On the Red List, species are given a rank on a scale of least concern (no conservation action needed), near threatened (almost qualifies for one of the threatened categories), vulnerable (at risk of falling down the scale), endangered (conservation action needed), and critically endangered (urgent conservation action needed). There are also three kinds of extinct; regionally extinct, extinct in the wild, and extinct.

Finally, there are two more categories that don’t say anything about the threat status of the organisms: data deficient (we don’t know enough) and not evaluated (we haven’t figured it out yet, but wanted to keep its name on the list).

The Red List is the only one of its kind. While there are other organisations that have similar goals of assessing the conservation concern of species, the Red List is the only one to do so across all organisms at a global scale.

But, as my colleagues and I argue in a recent paper, the International Union for Conservation of Nature Red List can be inaccurate because it fails to acknowledge uncertainty, specifically taxonomic uncertainty. That is, uncertainty about how organisms are named, defined and classified according to their shared characteristics or how they evolved.

The result is that poor assessments are made on the basis of poor quality data quality. This could lead to the misallocation of resources with widespread costs, including the loss of a species without realising it.

Species complexes

One way that taxonomic uncertainty can manifest is in the form of species complexes. Species complexes are when more than one species masquerades under the same name. Sometimes the species are difficult, or impossible, to tell apart.
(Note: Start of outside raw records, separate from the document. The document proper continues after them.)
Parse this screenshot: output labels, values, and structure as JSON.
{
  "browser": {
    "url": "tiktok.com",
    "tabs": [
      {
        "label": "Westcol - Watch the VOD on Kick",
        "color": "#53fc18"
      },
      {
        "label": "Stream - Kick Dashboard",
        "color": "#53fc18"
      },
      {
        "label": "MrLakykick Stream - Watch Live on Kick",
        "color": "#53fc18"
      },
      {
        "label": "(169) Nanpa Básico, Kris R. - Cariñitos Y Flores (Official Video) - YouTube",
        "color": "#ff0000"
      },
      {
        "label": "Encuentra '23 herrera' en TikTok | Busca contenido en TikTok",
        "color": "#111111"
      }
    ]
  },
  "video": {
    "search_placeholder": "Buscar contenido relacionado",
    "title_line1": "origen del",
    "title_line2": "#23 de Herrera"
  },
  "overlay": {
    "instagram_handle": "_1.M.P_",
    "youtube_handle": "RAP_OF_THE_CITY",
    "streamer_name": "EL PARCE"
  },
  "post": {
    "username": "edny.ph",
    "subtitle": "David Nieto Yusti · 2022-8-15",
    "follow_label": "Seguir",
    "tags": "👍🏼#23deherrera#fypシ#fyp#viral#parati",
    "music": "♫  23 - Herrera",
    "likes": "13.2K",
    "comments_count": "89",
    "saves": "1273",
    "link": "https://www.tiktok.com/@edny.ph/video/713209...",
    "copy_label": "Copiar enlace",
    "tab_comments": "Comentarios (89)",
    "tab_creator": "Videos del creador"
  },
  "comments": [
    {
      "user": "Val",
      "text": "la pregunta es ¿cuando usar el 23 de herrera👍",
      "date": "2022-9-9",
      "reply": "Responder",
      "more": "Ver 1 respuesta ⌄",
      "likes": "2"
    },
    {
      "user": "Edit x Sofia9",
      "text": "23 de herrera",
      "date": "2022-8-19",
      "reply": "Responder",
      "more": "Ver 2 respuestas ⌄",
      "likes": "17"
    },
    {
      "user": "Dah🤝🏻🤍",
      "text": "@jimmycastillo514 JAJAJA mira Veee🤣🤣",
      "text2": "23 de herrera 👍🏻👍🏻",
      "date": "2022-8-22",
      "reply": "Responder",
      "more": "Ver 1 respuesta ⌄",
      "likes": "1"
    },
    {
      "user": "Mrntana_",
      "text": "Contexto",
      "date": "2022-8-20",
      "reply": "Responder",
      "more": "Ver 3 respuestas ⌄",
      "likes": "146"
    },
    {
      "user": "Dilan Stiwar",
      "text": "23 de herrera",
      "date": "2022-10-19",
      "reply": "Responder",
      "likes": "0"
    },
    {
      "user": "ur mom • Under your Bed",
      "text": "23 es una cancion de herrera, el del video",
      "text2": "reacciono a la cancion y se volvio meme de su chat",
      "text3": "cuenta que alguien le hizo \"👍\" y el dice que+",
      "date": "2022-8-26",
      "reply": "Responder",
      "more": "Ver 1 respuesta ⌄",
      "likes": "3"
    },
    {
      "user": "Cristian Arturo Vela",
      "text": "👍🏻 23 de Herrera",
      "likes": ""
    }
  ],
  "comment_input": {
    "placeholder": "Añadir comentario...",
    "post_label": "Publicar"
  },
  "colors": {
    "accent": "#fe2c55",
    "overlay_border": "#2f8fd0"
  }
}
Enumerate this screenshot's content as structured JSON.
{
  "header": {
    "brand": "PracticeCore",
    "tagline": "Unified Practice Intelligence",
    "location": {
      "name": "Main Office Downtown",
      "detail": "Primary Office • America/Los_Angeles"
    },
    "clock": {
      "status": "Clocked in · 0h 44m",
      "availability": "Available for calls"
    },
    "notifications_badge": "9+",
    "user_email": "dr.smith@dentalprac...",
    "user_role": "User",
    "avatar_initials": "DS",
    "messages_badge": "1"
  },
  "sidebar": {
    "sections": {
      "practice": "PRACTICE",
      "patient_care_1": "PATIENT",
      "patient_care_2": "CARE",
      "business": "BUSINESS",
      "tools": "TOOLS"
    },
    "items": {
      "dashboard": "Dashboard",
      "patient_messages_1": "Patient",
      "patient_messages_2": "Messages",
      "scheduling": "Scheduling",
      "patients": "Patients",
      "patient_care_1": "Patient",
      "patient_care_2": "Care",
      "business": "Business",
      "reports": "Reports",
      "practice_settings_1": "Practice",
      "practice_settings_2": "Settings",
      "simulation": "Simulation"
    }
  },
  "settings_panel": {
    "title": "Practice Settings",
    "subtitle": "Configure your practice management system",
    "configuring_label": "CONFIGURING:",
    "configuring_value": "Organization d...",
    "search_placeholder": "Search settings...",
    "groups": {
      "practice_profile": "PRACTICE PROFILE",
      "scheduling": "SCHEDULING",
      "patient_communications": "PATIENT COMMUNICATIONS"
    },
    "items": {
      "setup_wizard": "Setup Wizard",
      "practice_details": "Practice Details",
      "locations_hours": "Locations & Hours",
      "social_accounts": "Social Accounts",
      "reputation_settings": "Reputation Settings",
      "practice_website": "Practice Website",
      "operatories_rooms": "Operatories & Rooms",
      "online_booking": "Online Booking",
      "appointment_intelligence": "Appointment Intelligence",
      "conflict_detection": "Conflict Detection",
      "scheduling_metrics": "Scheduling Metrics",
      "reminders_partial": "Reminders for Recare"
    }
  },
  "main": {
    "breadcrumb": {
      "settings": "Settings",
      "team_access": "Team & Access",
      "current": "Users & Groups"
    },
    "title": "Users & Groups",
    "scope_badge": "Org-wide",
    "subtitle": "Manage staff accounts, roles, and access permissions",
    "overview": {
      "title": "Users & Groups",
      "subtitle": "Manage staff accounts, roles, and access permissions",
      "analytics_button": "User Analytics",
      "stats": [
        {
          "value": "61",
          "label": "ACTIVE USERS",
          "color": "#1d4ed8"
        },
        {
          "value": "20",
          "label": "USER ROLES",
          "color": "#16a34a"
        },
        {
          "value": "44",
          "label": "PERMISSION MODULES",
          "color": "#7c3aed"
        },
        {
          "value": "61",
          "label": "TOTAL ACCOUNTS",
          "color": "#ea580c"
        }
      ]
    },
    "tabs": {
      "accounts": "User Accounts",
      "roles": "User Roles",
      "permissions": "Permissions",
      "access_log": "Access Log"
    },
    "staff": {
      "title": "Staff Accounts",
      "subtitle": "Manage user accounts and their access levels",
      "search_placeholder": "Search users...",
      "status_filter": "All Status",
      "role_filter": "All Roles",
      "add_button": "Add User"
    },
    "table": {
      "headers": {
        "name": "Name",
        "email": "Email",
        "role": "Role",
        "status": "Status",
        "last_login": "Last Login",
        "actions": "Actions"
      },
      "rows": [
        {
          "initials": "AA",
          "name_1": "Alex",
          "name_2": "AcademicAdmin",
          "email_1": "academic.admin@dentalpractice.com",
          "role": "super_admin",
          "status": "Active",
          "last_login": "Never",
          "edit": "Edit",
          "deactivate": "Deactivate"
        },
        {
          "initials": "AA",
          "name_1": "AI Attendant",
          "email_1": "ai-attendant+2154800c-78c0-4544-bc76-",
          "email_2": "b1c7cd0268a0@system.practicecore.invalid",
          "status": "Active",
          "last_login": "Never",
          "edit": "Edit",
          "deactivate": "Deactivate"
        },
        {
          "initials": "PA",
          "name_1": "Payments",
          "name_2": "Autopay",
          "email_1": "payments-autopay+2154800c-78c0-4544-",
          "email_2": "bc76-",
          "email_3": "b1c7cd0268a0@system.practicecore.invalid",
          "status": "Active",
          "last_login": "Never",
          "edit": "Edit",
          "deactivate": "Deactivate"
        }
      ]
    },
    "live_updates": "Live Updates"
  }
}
A huge number of “species” are actually turning out to be species complexes. Giraffes, for example, may be four species, not just one. And the African elephant is actually two separate species: the forest and Savannah elephant. They are as evolutionarily different from each other as lions and tigers are from one another.

In smaller, less intensively studied species, complexes are much more frequent.

Mantidactylus (Hylobatrachus) petakorona, a species that we named in our new paper. It is a member of the Mantidactylus (Hylobatrachus) lugubris species complex, which is widespread in the rainforests of eastern Madagascar. Mark D. Scherz

Often, we find out about species complexes more or less by accident; we sequence the DNA of a bunch of animals, only to find out that they are not all the same thing, but in fact two or more different things. This is the surest method to realise that you are working with a species complex, but it’s not the only one. For instance, we can find out we are working with a frog species complex when we realise that they have different mating calls.

Ultimately, species complexes can be resolved but it needs careful taxonomic research, often using more complex methods – like DNA analysis.

What species complexes mean for the Red List

How organisms are classified – their taxonomy – is the cornerstone of extinction risk assessments. Because of this, major uncertainties in taxonomy, like the case for species complexes, should be grounds for assessment as data deficient on the IUCN Red List.

But the IUCN guidelines strongly discourage the use of data deficient. They encourage the use of even minimal data to assess the species into one of the other categories. This means that even if only one animal of a certain species has ever been found, it can still be assigned a threat category.

The guidelines also suggest that species complexes should be assessed as a single species, even if they are known to actually be several species. As a result a single species within it can go extinct without anyone noticing.

These policies need to be revised.

In our paper we argued that belonging to or constituting a species complex should qualify a “species” as data deficient for the Red List.

By listing species complexes as data deficient, we can highlight the fact that taxonomy is a vital part of the conservation of species; that it is important, and needs to be funded and promoted as a first step in the protection of many species.

Governments must also recognise the importance of taxonomy-focused fieldwork. All too often permitting agencies are refusing permits looking at species complexes, because they perceive the name to be clarified when it appears on the Red List.